Greg was confused about what the photo of Samuel Armas's hand really depicted, and I replied to clear that confusion up. The only "same content" in my reply was the single sentence I quoted from the other thread, and I only quoted it to him because he obviously hadn't read it in the other thread. (Well, one of the views in the slide show is the same as the photo I originally posted, but that was unavoidable.)

Greg seemed to think I was unaware of the tiff over whether Samuel reached out through the incision (as the photographer says), or the surgeon reached into the incision and drew out Samuel's hand (as the surgeon says). But I had already mentioned that argument, in the other thread. So I quoted it, and linked to it.
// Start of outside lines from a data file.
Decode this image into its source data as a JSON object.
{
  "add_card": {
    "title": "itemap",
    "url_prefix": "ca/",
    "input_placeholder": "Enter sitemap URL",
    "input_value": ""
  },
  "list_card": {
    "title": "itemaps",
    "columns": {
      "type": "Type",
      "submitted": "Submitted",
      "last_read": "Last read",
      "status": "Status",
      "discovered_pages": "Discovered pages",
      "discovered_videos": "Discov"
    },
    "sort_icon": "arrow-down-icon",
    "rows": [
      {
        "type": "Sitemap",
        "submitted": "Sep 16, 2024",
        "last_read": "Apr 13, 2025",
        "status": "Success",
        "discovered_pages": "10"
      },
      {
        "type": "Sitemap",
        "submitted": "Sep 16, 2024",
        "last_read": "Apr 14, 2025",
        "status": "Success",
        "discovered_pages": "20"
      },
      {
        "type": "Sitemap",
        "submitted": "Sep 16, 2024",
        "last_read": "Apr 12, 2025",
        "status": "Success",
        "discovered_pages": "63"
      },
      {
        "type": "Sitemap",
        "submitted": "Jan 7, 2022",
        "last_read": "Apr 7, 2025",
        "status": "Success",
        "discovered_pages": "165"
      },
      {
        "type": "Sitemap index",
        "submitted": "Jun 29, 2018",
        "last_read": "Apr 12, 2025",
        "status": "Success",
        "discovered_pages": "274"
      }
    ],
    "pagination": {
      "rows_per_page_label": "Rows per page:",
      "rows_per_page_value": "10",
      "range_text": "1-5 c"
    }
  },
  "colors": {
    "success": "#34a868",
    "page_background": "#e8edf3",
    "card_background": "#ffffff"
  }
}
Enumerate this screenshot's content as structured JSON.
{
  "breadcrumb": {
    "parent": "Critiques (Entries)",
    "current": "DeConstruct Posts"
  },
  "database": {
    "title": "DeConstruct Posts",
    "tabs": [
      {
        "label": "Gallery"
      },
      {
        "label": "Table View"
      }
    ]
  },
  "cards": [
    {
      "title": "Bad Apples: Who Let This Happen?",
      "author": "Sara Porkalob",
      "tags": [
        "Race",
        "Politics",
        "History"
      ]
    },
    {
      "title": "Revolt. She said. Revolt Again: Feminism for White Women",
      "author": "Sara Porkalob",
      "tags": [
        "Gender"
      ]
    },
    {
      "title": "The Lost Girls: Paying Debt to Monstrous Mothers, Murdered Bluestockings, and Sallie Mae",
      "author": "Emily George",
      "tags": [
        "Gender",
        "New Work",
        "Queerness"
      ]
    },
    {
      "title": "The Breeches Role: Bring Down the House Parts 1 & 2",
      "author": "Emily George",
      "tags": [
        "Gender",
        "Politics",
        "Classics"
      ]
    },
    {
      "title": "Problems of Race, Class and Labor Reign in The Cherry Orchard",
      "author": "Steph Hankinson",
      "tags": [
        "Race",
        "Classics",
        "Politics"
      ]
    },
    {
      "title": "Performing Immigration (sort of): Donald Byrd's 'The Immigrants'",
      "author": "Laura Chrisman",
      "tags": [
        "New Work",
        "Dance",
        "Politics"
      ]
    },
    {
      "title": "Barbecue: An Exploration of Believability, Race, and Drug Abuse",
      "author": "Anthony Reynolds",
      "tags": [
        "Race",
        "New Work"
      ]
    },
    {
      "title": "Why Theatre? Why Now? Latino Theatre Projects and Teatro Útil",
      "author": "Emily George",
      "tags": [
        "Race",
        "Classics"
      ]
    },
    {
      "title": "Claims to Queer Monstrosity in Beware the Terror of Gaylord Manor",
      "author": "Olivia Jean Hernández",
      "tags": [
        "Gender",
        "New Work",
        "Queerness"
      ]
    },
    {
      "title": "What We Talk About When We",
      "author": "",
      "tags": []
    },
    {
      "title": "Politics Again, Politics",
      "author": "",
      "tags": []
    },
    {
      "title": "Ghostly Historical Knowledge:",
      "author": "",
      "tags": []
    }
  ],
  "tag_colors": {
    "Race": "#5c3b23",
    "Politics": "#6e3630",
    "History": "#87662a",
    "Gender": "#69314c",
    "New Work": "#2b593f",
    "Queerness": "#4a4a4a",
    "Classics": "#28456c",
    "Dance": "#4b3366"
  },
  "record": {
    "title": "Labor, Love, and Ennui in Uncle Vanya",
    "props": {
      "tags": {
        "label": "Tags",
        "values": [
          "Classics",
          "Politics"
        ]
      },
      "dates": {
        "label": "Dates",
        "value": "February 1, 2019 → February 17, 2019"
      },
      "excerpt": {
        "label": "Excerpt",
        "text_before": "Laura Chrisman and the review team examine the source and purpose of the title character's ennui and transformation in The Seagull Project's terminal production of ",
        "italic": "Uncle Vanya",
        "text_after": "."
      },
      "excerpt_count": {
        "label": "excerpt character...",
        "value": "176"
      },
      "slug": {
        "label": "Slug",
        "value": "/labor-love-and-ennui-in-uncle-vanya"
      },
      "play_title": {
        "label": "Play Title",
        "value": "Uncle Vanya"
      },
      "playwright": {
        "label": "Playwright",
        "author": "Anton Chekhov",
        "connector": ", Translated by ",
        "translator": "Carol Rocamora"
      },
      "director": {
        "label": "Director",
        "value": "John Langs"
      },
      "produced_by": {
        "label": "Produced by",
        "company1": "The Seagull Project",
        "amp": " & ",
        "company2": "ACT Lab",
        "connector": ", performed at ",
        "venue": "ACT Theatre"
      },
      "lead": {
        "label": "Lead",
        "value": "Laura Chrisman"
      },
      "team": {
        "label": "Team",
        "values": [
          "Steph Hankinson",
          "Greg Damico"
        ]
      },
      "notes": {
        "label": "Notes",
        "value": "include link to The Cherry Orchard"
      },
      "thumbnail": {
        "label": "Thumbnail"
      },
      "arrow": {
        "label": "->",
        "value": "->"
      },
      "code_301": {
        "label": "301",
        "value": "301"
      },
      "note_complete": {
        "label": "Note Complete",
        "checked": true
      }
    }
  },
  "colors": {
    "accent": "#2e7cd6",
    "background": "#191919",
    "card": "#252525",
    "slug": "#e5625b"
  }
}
Should I have not done that?

What's more, Greg thought the argument between photographer & surgeon invalidated the "premise" of the photo. The only way I could think of to prove that the photo really does show what it seems to show -- Samuel's tiny fist grasping the surgeon's fingertip -- was to display the slideshow, where you can see from three successive photos Samuel's fist clench and tug down on the surgeon's fingertip. Also, note that I shrunk the slideshow to half its original size, to make it less "in your face."

Can you think of any other way that I could have proven that point, to clear up Greg's confusion?

Please don't accuse me of "spamming" when I specifically answer the point raised by someone who has posted a message to me.

Can I give you a great big THANK YOU !!

I think we ALL have seen Dave's pictures and presentation enough now to understand where he is coming from. He needs to take it over to some Fox-affiliated blog or something. He will get a FAR better reception there.

Geeezzzz.....

"some people"

Everything else? "Some people" like me have weighed in on other things, without even causing controversy here.

We cannot do real well

I appreciate the comment, Dave, but when you get right down to it, we are on totally opposite sides on this issue.

Personally, I would like to see this thread and any other thread that is discussing this to come to an end. It serves no real purpose here other than for people to give their point of view which, as I said before, is not going to change the opinion of anyone. Most of us here, as you have seen, are pretty dedicated to women having the ability to choose when it comes to their reproductive rights. It is kind of odd, that it seems that we men are the ones that are discussing it, actually. This is about women (and yes, I know you also feel it is about the fetus).

There has been disagreement about this issue for a very long time. But, at the end of the day, women having the right to "choose" is legal in this country.

It's about women's rights, nothing else

Restricting a health insurance plan from covering a perfectly legal procedure is just plain wrong and probably illegal. I hope someone working for the city of Apex challenges this in court and the city has to raise taxes on business owners to pay for it.
Syd

Syd

right vs. rights

When the focus of a debate becomes "whose rights" instead of "what's right," it means the wrong question is being asked. And if you ask the wrong question, you'll usually find the wrong answer.